By 1995 OSI had formalized the concept of the Thinking Expedition into a proven operational model and moved into the area of more complex and urgent large-scale issues. During 1995 and 1996, Thinking Expeditions explored new products, business development concepts, as well as softer and fuzzier areas in R&D. One Fortune 10 Expedition pushed into the unknowns of Human Resources, targeting $50 Million in savings over five years; conservative estimates now put the results at $130 Million. Attacking more complex problems, and working in concert with teams from companies such as Procter & Gamble, Exxon, Battelle National Laboratories General Mills, Johnson & Johnson, the U.S. Navy, Fletcher Challenge in New Zealand, and Cadillac Fairview in Canada, bottom-line results have piled up fast, easily exceeding $1 Billion in the last two years. In the process, new Thinking Expedition techniques, tools and processes have been cooperatively developed with the corporate project teams, both out of sheer necessity and as well as by building on the learnings on previous routes.

Perhaps the most important discovery though, according to Smith, has been a side effect: The clear impact Thinking Expeditions have had on the individuals in the teams involved, and correspondingly, on transforming a group into a real team. Team members leave the Expeditions with unusually high degrees of personal energy and individual commitment to thinking different in order to get different results. Smith believes that much of this comes from the atmosphere of adventure and risk, the deep feeling of actually being "on expedition" which the process inevitably creates. And with that, a cadre of highly energized, in-house Thinking Expedition guides is emerging, all graduates of the School for Innovators. Smith points out, however, that "I'm not sure I fully understand everything I know about this."

A prime example is the U.S. Navy SMART SHIP team, launched by Admiral Mike Boorda in late 1995, and kick-started by OSI through a series of Thinking Expeditions. Built around an operational warship, the USS YORKTOWN (CG-48), the results of the team's efforts in SMART shipboard manpower reductions alone have the promise of exceeding $1 Billion for Aegis class ships.

It is on this background that OSI has launched the Virtual Thinking Expedition Company. vTx, drawing on the network of in-house corporate expedition guides, will design, form and co-lead Thinking Expedition teams for corporations and organizations struggling to discover ways to get different results for urgent and critical problems and challenges. "Out-of-the-box and into the unknown is where corporations want to go today." says Smith, "We take them on exciting adventures with their minds through the 7 Levels of Change and the corresponding 7 Levels of Fear - and they bring back results. It works."

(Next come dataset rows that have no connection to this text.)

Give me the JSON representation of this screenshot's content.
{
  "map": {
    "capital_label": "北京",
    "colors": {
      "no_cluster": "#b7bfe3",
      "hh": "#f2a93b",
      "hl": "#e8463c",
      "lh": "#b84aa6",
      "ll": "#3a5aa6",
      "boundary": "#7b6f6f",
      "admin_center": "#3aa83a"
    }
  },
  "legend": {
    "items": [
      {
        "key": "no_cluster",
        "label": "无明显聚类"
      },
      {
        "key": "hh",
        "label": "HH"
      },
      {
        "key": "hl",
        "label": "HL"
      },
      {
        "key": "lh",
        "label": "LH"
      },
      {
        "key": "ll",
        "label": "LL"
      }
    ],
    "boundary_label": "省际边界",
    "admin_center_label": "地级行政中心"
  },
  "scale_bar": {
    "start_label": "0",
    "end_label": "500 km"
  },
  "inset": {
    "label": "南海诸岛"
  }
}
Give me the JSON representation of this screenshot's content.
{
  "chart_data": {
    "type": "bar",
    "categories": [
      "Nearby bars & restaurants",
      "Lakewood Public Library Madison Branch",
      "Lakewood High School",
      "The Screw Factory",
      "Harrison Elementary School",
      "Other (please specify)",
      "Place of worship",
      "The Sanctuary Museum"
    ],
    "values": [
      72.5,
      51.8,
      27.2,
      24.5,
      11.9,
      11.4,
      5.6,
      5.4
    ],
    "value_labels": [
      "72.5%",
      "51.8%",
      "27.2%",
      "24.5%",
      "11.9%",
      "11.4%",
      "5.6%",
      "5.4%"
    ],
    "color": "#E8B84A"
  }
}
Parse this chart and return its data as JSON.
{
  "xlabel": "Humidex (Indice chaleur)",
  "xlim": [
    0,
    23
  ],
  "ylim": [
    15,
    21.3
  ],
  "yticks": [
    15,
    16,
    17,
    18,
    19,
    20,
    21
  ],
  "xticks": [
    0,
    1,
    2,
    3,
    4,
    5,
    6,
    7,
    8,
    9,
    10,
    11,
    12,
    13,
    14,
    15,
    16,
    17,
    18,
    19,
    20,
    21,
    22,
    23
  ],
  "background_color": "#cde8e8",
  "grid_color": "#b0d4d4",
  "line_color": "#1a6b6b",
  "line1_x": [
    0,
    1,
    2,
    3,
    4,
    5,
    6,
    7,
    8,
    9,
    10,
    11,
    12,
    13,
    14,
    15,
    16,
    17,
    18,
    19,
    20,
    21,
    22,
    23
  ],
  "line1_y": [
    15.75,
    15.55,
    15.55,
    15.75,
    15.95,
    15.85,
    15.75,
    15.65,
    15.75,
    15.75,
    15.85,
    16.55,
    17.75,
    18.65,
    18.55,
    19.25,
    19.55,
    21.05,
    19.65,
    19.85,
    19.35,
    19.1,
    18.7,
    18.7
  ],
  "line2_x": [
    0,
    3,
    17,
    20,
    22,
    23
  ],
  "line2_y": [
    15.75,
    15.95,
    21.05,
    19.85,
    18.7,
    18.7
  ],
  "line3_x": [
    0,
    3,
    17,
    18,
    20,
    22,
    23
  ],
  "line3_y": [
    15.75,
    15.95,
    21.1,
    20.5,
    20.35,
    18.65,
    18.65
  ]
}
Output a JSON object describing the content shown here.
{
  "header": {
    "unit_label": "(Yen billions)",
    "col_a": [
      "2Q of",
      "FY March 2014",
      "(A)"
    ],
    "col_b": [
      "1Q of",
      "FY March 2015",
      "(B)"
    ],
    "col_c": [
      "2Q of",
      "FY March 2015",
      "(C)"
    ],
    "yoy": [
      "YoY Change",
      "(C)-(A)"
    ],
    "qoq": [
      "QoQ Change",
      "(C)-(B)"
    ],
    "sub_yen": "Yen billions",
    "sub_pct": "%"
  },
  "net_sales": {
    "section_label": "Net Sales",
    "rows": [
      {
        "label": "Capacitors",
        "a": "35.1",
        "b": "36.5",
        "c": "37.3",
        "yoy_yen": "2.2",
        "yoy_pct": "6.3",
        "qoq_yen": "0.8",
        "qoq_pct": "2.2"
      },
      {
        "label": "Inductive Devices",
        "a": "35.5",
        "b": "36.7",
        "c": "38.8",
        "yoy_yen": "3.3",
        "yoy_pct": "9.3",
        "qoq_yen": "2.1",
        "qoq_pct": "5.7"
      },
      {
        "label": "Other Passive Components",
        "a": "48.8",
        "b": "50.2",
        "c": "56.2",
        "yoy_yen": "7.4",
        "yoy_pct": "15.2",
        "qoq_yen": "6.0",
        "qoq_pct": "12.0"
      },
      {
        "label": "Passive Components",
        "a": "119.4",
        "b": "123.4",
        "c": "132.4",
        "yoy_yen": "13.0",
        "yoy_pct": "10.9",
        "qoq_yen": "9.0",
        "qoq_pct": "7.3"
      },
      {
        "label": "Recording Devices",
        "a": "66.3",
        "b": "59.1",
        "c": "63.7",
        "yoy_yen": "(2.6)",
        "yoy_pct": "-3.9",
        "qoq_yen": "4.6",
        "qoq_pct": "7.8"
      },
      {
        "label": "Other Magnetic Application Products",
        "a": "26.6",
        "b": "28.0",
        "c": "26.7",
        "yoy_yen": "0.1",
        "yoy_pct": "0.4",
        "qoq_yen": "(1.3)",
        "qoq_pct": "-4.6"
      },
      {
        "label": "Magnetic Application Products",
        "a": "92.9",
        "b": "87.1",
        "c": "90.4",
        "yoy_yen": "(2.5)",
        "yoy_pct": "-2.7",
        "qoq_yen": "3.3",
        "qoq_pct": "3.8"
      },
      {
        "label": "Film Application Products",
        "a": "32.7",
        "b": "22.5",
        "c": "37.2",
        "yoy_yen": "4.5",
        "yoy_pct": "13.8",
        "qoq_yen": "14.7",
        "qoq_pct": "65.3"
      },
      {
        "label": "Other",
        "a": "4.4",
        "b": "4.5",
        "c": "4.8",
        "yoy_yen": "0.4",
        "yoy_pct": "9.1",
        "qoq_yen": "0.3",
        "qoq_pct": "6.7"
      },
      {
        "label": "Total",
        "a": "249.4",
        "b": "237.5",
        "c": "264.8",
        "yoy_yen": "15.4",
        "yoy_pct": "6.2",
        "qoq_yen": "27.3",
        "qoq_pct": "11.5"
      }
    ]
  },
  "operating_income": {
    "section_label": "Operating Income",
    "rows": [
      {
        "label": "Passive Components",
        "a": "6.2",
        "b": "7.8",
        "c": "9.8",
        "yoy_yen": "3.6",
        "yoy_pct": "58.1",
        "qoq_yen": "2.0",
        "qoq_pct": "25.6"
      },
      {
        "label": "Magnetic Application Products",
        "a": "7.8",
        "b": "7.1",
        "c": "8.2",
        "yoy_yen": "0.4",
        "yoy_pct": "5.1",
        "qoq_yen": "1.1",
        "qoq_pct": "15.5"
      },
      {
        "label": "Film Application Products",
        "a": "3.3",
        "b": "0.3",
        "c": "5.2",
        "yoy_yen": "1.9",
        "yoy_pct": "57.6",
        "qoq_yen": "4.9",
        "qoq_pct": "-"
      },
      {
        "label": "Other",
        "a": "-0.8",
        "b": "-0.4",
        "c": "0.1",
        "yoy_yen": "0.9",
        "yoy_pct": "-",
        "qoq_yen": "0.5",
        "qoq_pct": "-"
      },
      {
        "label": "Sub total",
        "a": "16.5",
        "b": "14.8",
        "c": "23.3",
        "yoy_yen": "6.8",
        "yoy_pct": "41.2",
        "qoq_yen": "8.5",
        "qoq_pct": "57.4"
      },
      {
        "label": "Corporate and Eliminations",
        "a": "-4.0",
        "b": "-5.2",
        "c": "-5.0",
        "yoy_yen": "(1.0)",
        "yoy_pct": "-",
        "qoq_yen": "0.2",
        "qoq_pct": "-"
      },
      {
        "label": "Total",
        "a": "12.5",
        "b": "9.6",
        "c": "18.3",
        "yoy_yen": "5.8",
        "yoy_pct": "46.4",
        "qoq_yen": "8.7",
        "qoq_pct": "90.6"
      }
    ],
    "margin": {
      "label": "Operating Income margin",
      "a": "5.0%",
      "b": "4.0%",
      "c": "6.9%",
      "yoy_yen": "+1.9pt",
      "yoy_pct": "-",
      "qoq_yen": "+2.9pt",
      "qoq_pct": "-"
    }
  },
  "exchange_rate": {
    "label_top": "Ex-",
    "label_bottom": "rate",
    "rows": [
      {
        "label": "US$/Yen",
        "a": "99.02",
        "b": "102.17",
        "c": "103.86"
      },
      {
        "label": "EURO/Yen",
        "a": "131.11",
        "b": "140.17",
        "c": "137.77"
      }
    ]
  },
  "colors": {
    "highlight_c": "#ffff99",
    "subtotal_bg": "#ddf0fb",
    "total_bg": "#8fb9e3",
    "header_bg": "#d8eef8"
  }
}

vTx has some ten Expedition Guides in its virtual basecamp, distributed across the United States and tied together over the Internet. Smith pulls 3-4 of the guides together into a lead rope team for each 'Thinking Expedition, selecting them based on the nature of the problem, the makeup and size of the corporate team, and the results and objectives around which the Thinking Expedition is to be organized. A typical Thinking Expedition takes a team of 16-36 people on a 3 or 4 day operation, each day running for 15-18 hours, the last day frequently ending well past midnight.

vTx will start the New Year off with a major Thinking Expedition for the U.S. Navy in the Washington area, immediately followed by a Strategic Thinking Expedition for the Electronic Messaging Association in San Diego. Both will be led by virtual rope team guides drawn from the vTx geographically distributed basecamp on the Internet.

Smith, a retired Air Force colonel, conceptualized and headed the first military office of innovation in 1986, and created a worldwide network of innovation centers in the intelligence community. After he left active duly, he created the Office of Strategic Innovation and worked with Exxon on their Innovation Initiative as a contract executive from 1991-1997. His new book, "The 7 Levels of Change" (Summit Publishing Group, 1997) details how to tie creativity, innovation, continuous improvement, and change together with correspondingly different levels of thinking.